Nor does she run for cover when the game is up--she defies an empire and its deity to punish her, unafraid
of their certain victory. She takes her punishment like a hero out of a saga. It should come as no surprise,
then, that Ortrud's situation, and the opera's climax, the scene at the church door, were not Wagner's
invention at all. In the medieval Nibelungenlied, which Wagner had recently
read, Siegfried, lord of the Nibelungs, uses a cap of invisibility to aid Gunther to win the athletic
Brünnhilde, and uses it again to help Gunther consummate the marriage. Siegfried's reward
is Gunther's lovely sister, Kriemhild, but when Brünnhilde demands precedence at the church
door as the wife of the greatest of heroes, Kriemhild retorts that all Gunther's deeds were really
Siegfried's--and she has the ring Siegfried took from Brünnhilde on the wedding night to
prove it. Brünnhilde then orders Gunther to murder the man who tricked her. (In Wagner's other
great source for the Ring, Volsunga Saga, whose pre-Christian characters do not
go to church, the quarrel is over which lady, Brynhild or Gudrun, will bathe upstream of the other,
but the deceptions and the results are much the same; the two epics flowered from a single root.)
Unfortunately for Gutrune in Götterdämmerung, Wagner felt he could not reuse
the situation once it was well known from his Lohengrin, and she became little more than
a walk-on in an opera drawn from sagas in which she had been a major figure.
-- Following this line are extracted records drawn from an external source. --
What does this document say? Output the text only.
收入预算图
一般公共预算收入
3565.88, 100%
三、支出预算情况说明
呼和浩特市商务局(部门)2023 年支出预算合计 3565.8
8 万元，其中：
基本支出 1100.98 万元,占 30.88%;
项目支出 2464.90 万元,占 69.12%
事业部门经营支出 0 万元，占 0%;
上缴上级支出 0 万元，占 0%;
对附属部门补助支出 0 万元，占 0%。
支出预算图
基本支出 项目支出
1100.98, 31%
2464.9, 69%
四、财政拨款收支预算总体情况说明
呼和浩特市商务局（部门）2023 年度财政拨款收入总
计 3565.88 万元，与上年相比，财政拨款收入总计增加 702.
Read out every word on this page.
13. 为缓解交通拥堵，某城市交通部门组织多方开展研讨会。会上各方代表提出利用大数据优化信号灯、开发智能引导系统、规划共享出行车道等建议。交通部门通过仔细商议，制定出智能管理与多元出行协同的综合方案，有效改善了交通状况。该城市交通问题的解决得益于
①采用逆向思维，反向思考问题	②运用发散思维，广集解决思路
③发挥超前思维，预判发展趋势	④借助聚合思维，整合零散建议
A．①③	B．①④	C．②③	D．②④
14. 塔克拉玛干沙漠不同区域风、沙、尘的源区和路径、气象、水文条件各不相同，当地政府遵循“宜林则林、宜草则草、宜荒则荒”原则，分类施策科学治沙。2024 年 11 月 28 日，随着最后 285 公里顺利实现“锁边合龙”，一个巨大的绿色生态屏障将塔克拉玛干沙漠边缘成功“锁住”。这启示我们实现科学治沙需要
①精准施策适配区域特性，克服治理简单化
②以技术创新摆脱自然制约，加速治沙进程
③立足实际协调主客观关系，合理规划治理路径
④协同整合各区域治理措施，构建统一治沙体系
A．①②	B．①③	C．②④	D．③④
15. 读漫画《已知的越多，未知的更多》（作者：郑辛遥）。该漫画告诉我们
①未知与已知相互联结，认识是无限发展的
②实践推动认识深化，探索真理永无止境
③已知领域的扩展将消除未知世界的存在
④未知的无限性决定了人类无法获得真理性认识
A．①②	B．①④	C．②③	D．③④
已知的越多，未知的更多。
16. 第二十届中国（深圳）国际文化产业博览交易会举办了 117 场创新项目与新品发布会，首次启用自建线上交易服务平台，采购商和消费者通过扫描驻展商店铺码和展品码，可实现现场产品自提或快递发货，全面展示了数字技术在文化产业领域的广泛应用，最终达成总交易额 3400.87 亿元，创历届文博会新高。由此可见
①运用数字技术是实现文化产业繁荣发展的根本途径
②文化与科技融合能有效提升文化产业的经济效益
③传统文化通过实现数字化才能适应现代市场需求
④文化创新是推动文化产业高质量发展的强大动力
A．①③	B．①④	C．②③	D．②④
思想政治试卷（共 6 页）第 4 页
In Lohengrin, the incident becomes the pivot of the opera. Music,
theater, and personality come into blazing conflict before the doors of the minster, riveting
and unsettling us, preparing us for the tests and betrayals to come. We wait, breathless, for the
resolution that the canny Wagner keeps close to his chest for most of another act. We have traveled
from drama of redemption to conflict of will and faith, and only when faith is corrupted and the will
is broken can the drama of redemption be renewed. The conflict at the church door that once symbolized
the hypocrisies and egotisms that can bring down civilizations now stands for the individual's
soul, torn between natural doubt and desperate faith. The ingenious transfer solved Wagner's
plot problem and carried his Lohengrin to a popularity that was long unmatched among his
works because he made use of all the elements at his command--music, drama, symbol, spectacle,
character--weaving them at once into an unprecedentedly striking unity.